Your problems with your boyfriend girlfriend mother will be of NO CONSEQUENCE
- Lecture 2, still talking about odes
"Poetry is when someone wants to express or describe something using words in ways that often go beyond the sentence. The poet doesn't just use imagery, alliteration, figurative language and so on to convey an idea or an emotion, though s/he most certainly does. Rather, the poet has a different arsenal. I would not go as far as to call it 'extended' (in comparison to a prose writer), but it is certainly different. The poet does whatever s/he can within the constraints of letters on paper or sounds in the air - breaking sentences, coining words, forming shapes, stuttering syllables - to transmit images into the minds of his/her readers or audience with as much accuracy, impact, and beauty (or lack thereof) as possible."
- Tutorial 1, my response to "What is poetry?" written in six minutes or so. In the next tutorial, the tutor started going on about how we didn't namedrop literary techniques that were specific to poetry and use examples to show how the literary techniques came up in poetry, and wrote comments to that effect on most people's work. Except mine, for some reason. She just circled "s/he" out of presumed disapproval, underlined the "I would not [...] different" section vaguely and wrote a small "Good" next to a word. Not very sure whether she was actually satisfied with what I wrote or just forgot to finish writing whatever she wanted to write.
JS1101E (Introduction to Japanese Studies)
“The story I'm going to give you is the best story I can. You are encouraged to pick it apart and create a better story.”
– Lecture 1
“Why are you here? You should be out having sex! That’s what the government wants you to do! They’re not recording me so I can say that.”
- Lecture 1
The head is a different colour than the body because about a century after it was created there was a big earthquake. The head fell off. So he was a headless big Buddha for centuries. The head sat there upside down for centuries.
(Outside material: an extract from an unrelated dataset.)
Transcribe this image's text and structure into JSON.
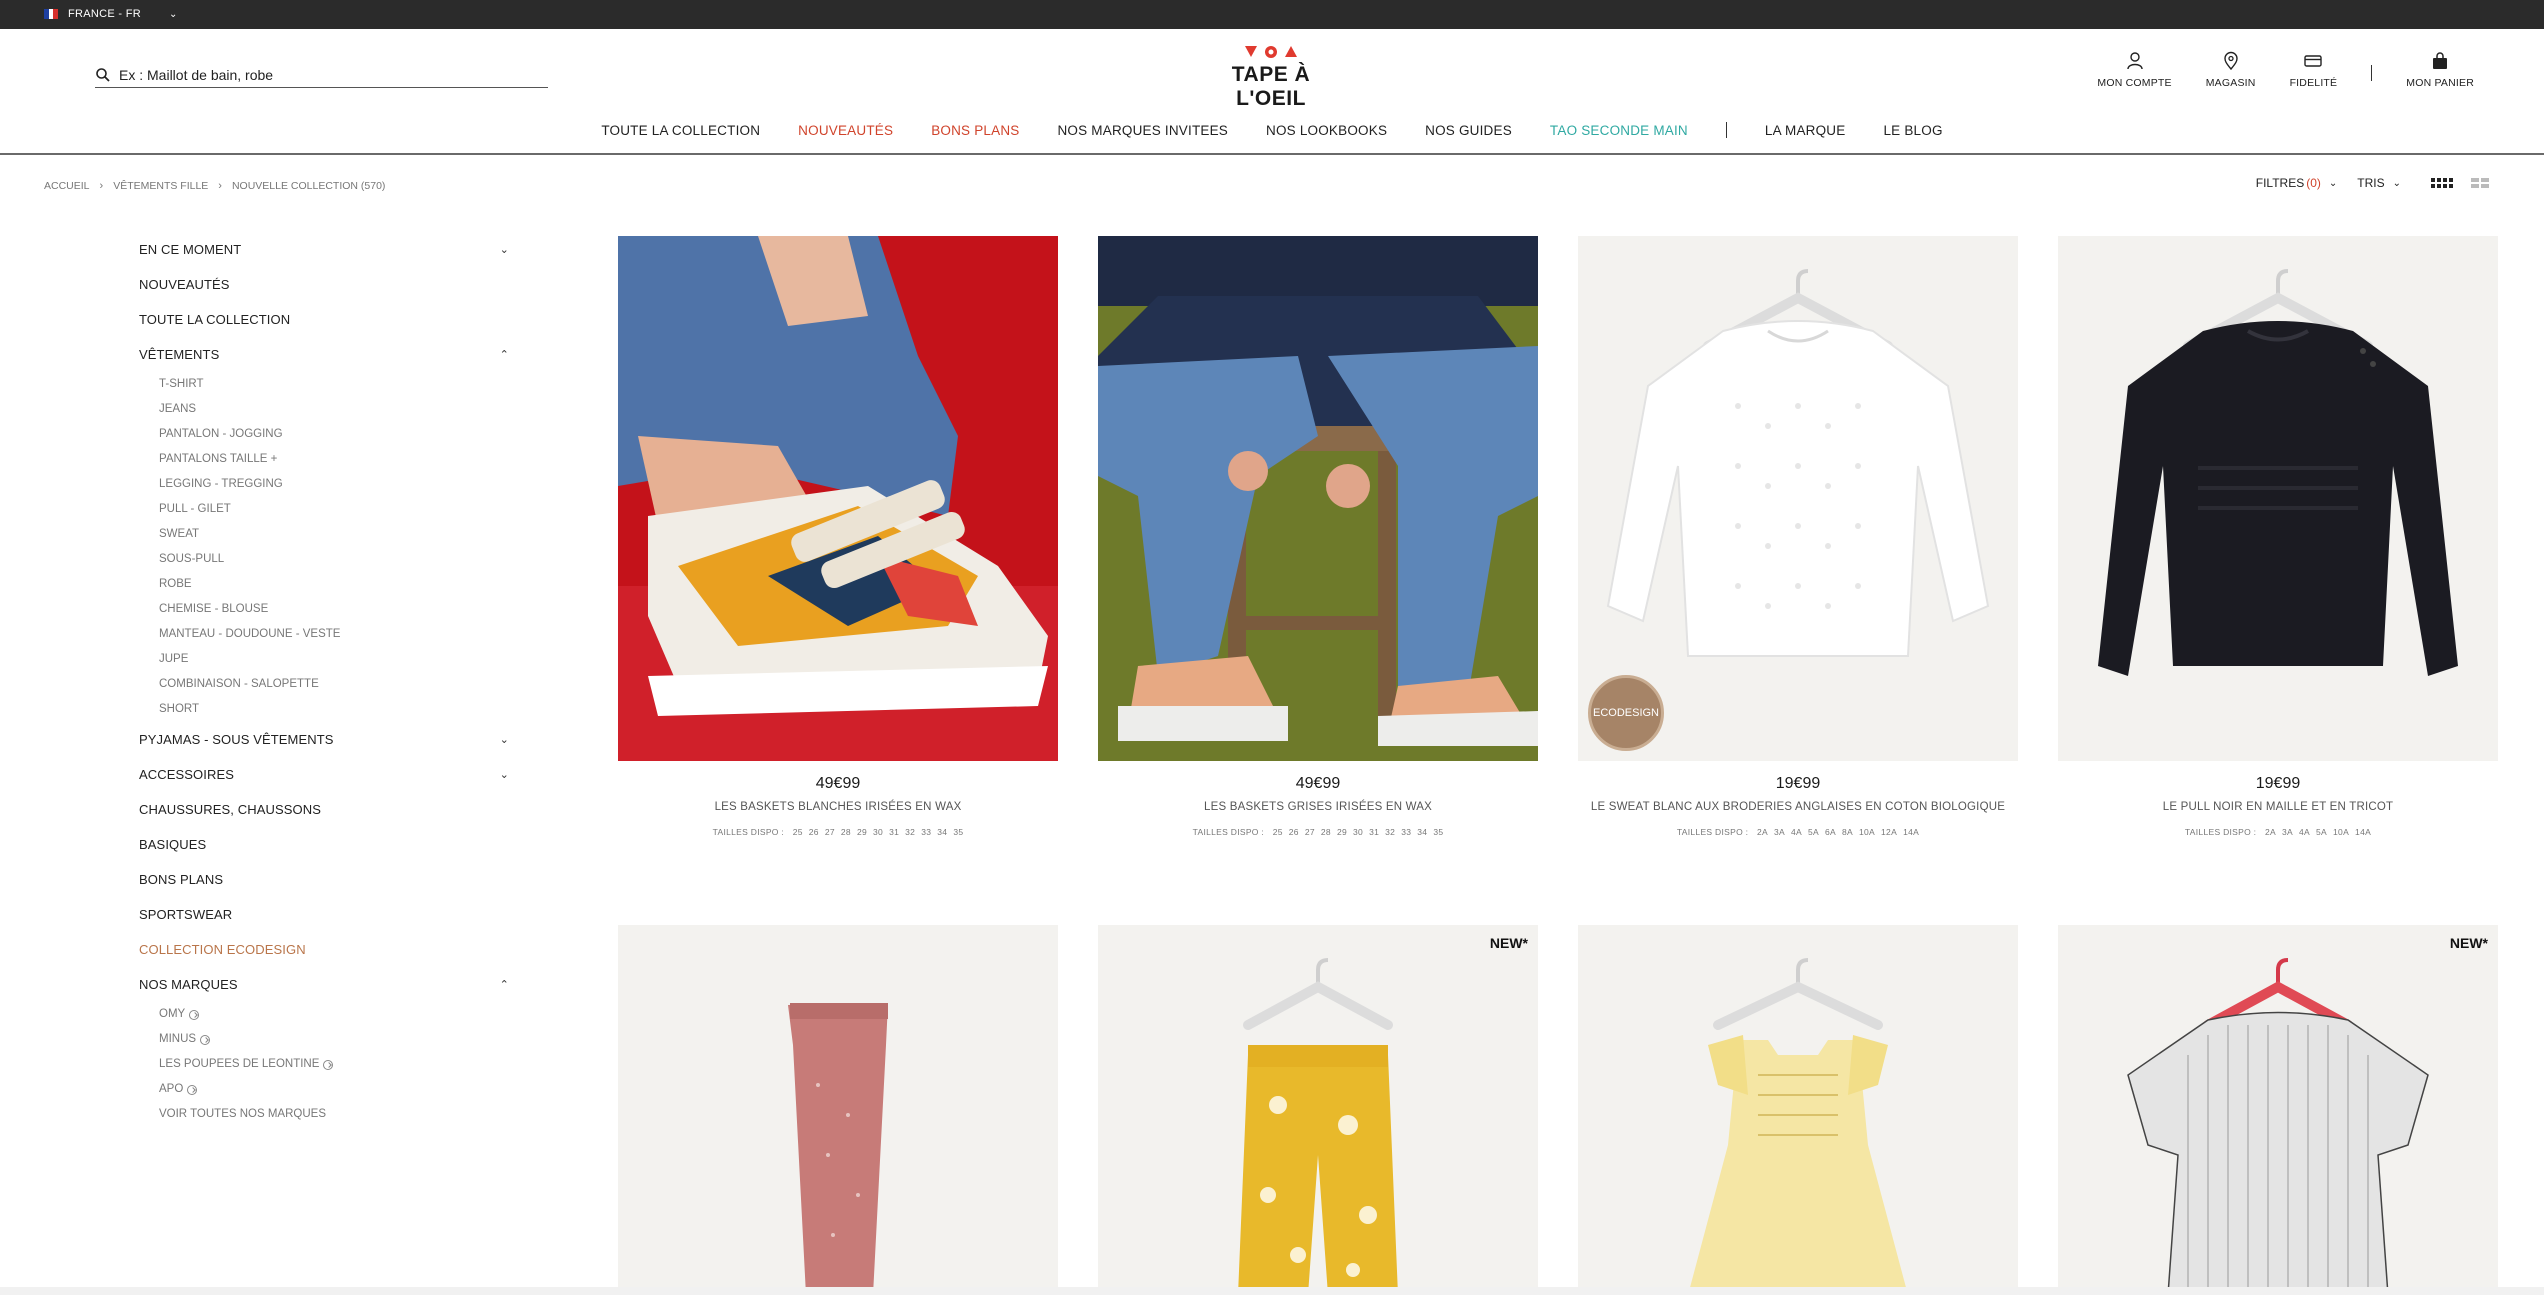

“Hiroshima is my biggest nightmare by a long shot, but this scares me.”
- Lecture 2, talking about the big Buddha of Nara.
“Literature is an 18th century European concept […] that spreads like a virus” (talking about the problems of literature). Bungaku and literature are not equivalent; bungaku existed before ‘literature’ came to Japan, so they’re different in meaning - Lecture 3
The normal way to come into contact with The Tales of the Heike in the past was to listen to them sung by blind musicians playing the biwa (often translated as lute). Story of the rise and the fall of the Taira family (the fall being to the Minamoto during the war)
[...]
What kind of history do you think The Tales of the Heike is?
Shakespeare was the way that most people at the time understood English history. Perhaps the Heike is basically the same thing?